AMY GOODMAN: Keep going.

KARIM MAKDISI: Oh, the Americans need to pressure the Israelis to reach the ceasefire; otherwise, all of these fronts will continue. And the danger here is that without a stop — and we know that Hezbollah is going to respond. The question is: Who’s going to stop the Israelis from an even bigger response in Lebanon, which then will precipitate another response from Hezbollah? And then, you know, this is going to keep escalating. And this is something which is extremely dangerous, because while it can continue to kind of escalate slowly, at some point there’s going to be a threshold that’s crossed, and that might lead to an all-out war. And if it does so, the entire region is going to be kind of brought into it. And this is extremely dangerous and something everybody here is feeling very closely.

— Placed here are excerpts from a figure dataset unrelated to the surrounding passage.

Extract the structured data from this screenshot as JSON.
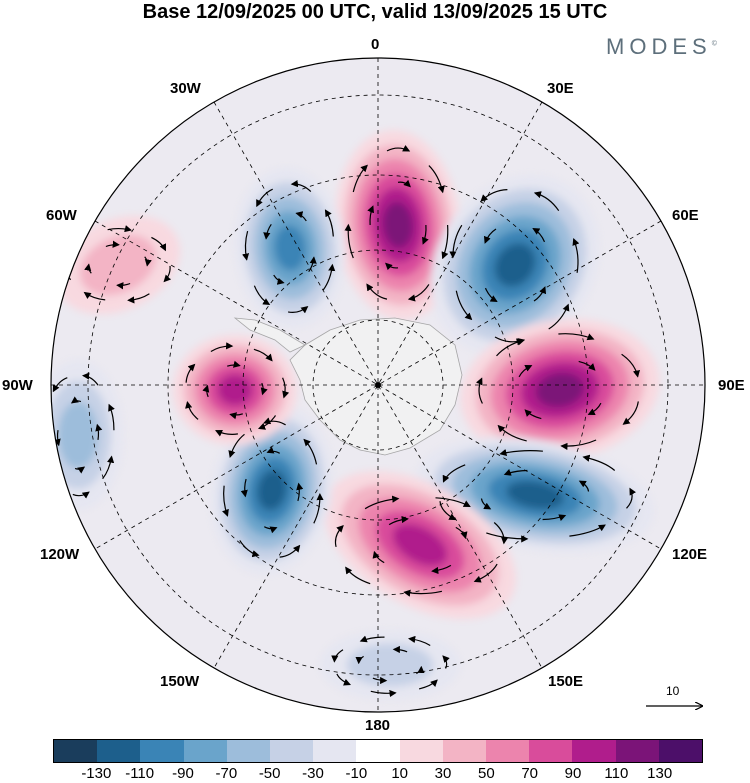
{
  "title": "Base 12/09/2025 00 UTC, valid 13/09/2025 15 UTC",
  "brand": "MODES",
  "brand_mark": "©",
  "longitude_labels": {
    "n0": "0",
    "e30": "30E",
    "e60": "60E",
    "e90": "90E",
    "e120": "120E",
    "e150": "150E",
    "s180": "180",
    "w150": "150W",
    "w120": "120W",
    "w90": "90W",
    "w60": "60W",
    "w30": "30W"
  },
  "reference_vector": {
    "label": "10"
  },
  "colorbar": {
    "ticks": [
      "-130",
      "-110",
      "-90",
      "-70",
      "-50",
      "-30",
      "-10",
      "10",
      "30",
      "50",
      "70",
      "90",
      "110",
      "130"
    ],
    "colors": [
      "#1a3d5c",
      "#1d5f8c",
      "#3a84b6",
      "#6aa4cb",
      "#9dbddb",
      "#c6d1e6",
      "#e5e6f1",
      "#ffffff",
      "#f8d9e0",
      "#f3b4c5",
      "#ec84ad",
      "#d94c9b",
      "#b01d8c",
      "#7b1478",
      "#4c0f69"
    ]
  },
  "chart_data": {
    "type": "heatmap",
    "projection": "south-polar-stereographic",
    "field": "geopotential anomaly with wind vectors",
    "centers": [
      {
        "name": "positive near 10E",
        "value": 130
      },
      {
        "name": "negative near 45E",
        "value": -130
      },
      {
        "name": "positive near 90E",
        "value": 130
      },
      {
        "name": "negative near 120E",
        "value": -130
      },
      {
        "name": "positive near 160E",
        "value": 110
      },
      {
        "name": "negative near 140W",
        "value": -130
      },
      {
        "name": "positive near 90W",
        "value": 110
      },
      {
        "name": "negative near 30W",
        "value": -110
      },
      {
        "name": "negative near 95W (edge)",
        "value": -70
      },
      {
        "name": "positive near 65W (edge)",
        "value": 50
      },
      {
        "name": "negative near 180",
        "value": -50
      }
    ]
  }
}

So, the idea that everybody in Lebanon understands — and as far as Hezbollah is concerned, I mean, they say it very, very clearly. Each time Hassan Nasrallah comes on TV, he makes it clear: As far as they’re concerned, it’s an American war that uses the Israelis. It’s not the other way around. So the U.S. is directly involved. Without U.S. weapons, without daily or weekly supply of U.S. weapons to the Israelis, they would have to stop. It’s not even that they have to accept the ceasefire. They could not prosecute their war in Gaza without continuous American supply of weapons and support and diplomatic support, on top of which now, you know, as I think you reported, in the last few days the U.S. has now sent in even more battleships, including kind of more aggressive and attacking, offensive battleships, into the Mediterranean and not far off the coast of Lebanon, presumably to kind of deter any kind of Hezbollah attack or, if there’s an escalation, a much larger escalation. And the U.S. Defense Secretary has come out and said they will support Israel no matter what. Secretary Blinken has made it clear that they will support Israel no matter what. So, there is this very clear and unfortunate — unfortunate — kind of coming together of the United States with Israel in every action in Gaza.

And I think what’s interesting is that when Netanyahu went to the U.S. a couple weeks ago and there was this kind of, you know, what appeared to be this very grotesque applause within the U.S. Congress, and his other meetings, it’s very clear that Netanyahu emerged, came out of the U.S. either with a green light — some people say it’s a green light by the Americans to kind of escalate in Lebanon and Iran, or, perhaps more likely, that he understood that he’ll have no restraints. So, he came, escalated in Lebanon, escalated in Gaza, escalated in Iran, and clearly relies on the U.S. to increase its deterrence, to send more weapons, to make it clear to everybody in the region that if Israel is attacked in a significant way, the U.S. will get involved.

Now, it’s unfortunate because there is no way that U.S. interest is for there to be a regional war. It’s simply — it’s impossible for anybody to make that kind of argument or that case. So, attaching the United States to a genocide in Israel and a kind of extremist right-wing government in Israel that has an incentive to keep escalating, certainly in Lebanon and even in Iran, this is an old plan. Netanyahu has for many years, if not decades, been talking about, you know, trying to stop Iranian nuclear facilities, to try to quiet Iran, to try to create a weak Iran, and certainly to try to create a very weak and pliant Lebanon by destroying Hezbollah.

So, all of this is doing. And the question is: Why is the U.S. interest so attached to these aggressive Israeli policies and actions and strategies here, instead of trying to do what they can do, which is to restrain the Israelis, because as far as everyone else in the region is concerned, get a ceasefire, everything stops? Get a ceasefire, everything stops. That’s it. It is as simple as that. The only people that can lean on the Israelis are the Americans, and everybody understands that. So, when people are watching social media and television and see the images in Gaza, this comes home, and it becomes more and more difficult to dissociate the United States from Israel. And that’s really unfortunate.

AMY GOODMAN: Karim Makdisi, we want to thank you for being with us, professor of international politics at American University of Beirut, co-host of the Makdisi Street podcast, speaking to us from Beirut.